With weakness in the domestic economy, a relatively high exposure to external funding risks, and the backlog of a seven-year period of strong credit expansion to manage, 2012 could prove a challenging year for Indian banks, according to strategists at Morgan Stanley.

 The US investment bank outlined a series of risks for the Indian banking sector, all of which point towards an increased need for constructive policy action in 2012. Viktor Hjort, head of Asia fixed income research and head of global corporate credit strategy and his colleagues, during a call with investors to mark the publication of the bank’s 2012 Asia outlook, were also negative on Indian equities and currency.

 2011 was a rocky year for the Indian economy and markets amid sticky inflation, directional currency weakness and a series of multi-year lows in the sequential growth data. Many of these risks look like spilling over into 2012. Following a good monsoon and stabilisation of food prices, inflation at least seems to have peaked, but the central bank will retain a hawkish underlying bias regarding monetary policy, even as rates cuts become more likely. 

 There have been accusations throughout the year of an insufficient policy response to deteriorating conditions in both the real economy and financial markets. Despite central bank intervention to support the rupee in December, the Reserve Bank of India will be facing an uphill struggle to prevent further currency weakness.

 Among other moves, the Indian central bank tightened the rules for rebooking forward contracts used by residents to hedge contracted current account transactions and capital account transactions within a year. But analysts argue the RBI doesn’t have enough firepower to prevent further directional weakness of the Indian rupee if domestic and external conditions continue to worsen.

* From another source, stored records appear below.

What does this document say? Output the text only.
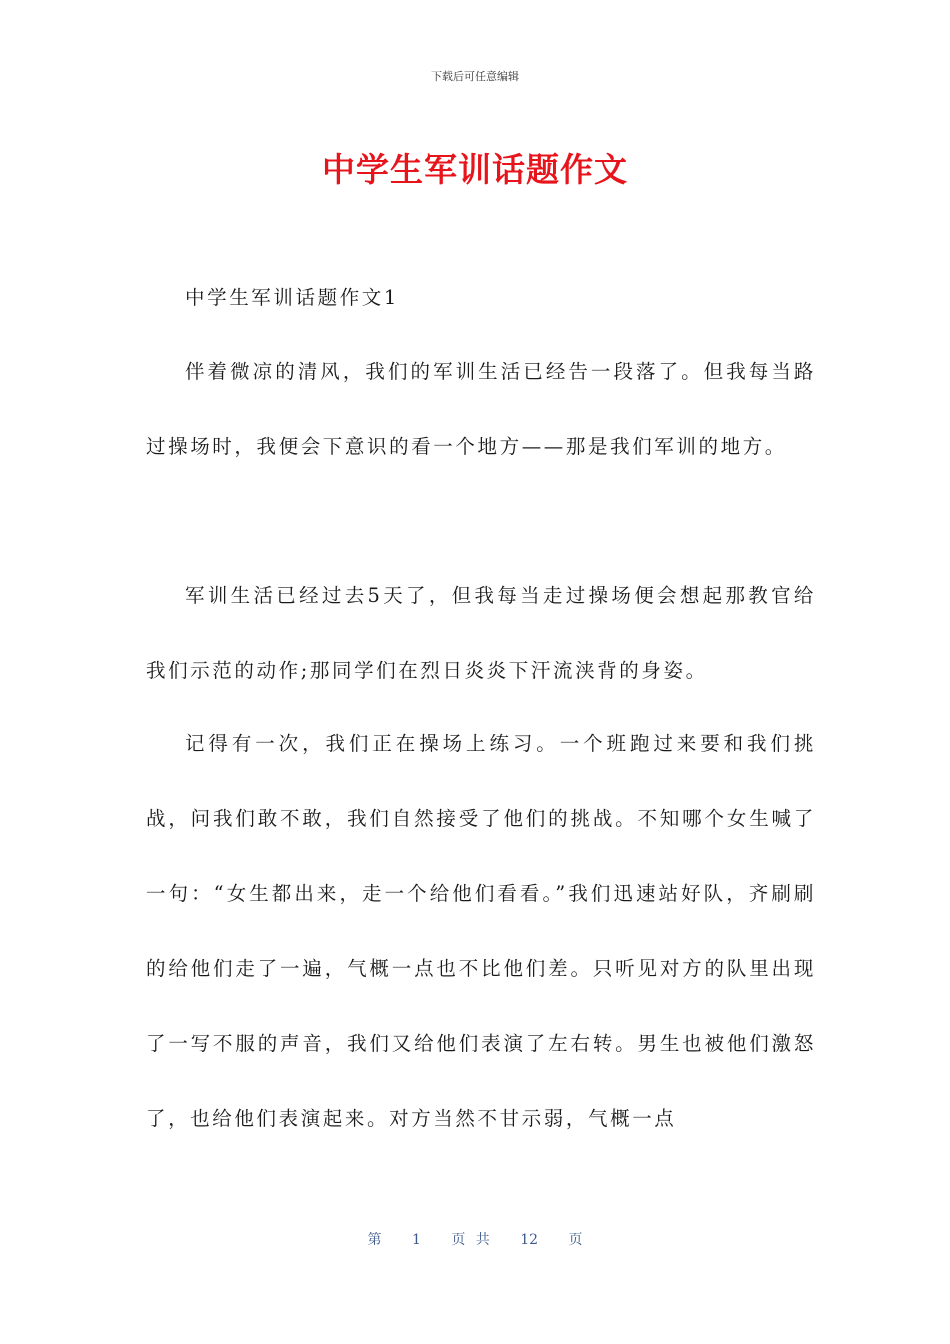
下载后可任意编辑
中学生军训话题作文

中学生军训话题作文1

伴着微凉的清风，我们的军训生活已经告一段落了。但我每当路过操场时，我便会下意识的看一个地方——那是我们军训的地方。

军训生活已经过去5天了，但我每当走过操场便会想起那教官给我们示范的动作;那同学们在烈日炎炎下汗流浃背的身姿。

记得有一次，我们正在操场上练习。一个班跑过来要和我们挑战，问我们敢不敢，我们自然接受了他们的挑战。不知哪个女生喊了一句：“女生都出来，走一个给他们看看。”我们迅速站好队，齐刷刷的给他们走了一遍，气概一点也不比他们差。只听见对方的队里出现了一写不服的声音，我们又给他们表演了左右转。男生也被他们激怒了，也给他们表演起来。对方当然不甘示弱，气概一点

第 1 页 共 12 页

 Against this backdrop, softness in Indian bank bonds is slowly shifting from a story of oversupply to more fundamental concerns. India saw net capital outflows in 2011 as international investors withdrew over $300 million in the year, a marked turnaround from 2010’s record $29 billion inflows. Moreover, with the highest recognised debt-to-GDP ratio of any BRIC nation, Indian government bonds would also come under pressure in a macro downturn.

 Indian financials are vulnerable to global funding risks, particularly those associated with a disorderly event in the euro zone, the Morgan Stanley strategists argued. Citibank analyst Manish Chowdhary also highlighted rising asset quality risks in a recent note. “Our base case is still for an elongated asset quality cycle with gradual NPL deterioration. However, risks remain skewed to the downside - NPL accretion can accelerate if extreme tightness in liquidity, currency and rates combine together.”

 Like other economies, India faces tangible downside risks in 2012. But, perhaps to a greater extent than other large emerging markets, analysts are concerned India may be unable to implement the necessary policy responses to counteract these risks.

 At the end of 2011, the government disappointed many when, having announced long-awaited deregulation of the domestic retail sector including a role for foreign capital, it performed a policy u-turn and scrapped the reform. This highlight the difficulties India faces in implementing market-orientated and pro-growth reforms.

 Thus, while its long-term fundamentals remain strong, India may be in for a turbulent ride through a period of shorter term volatility.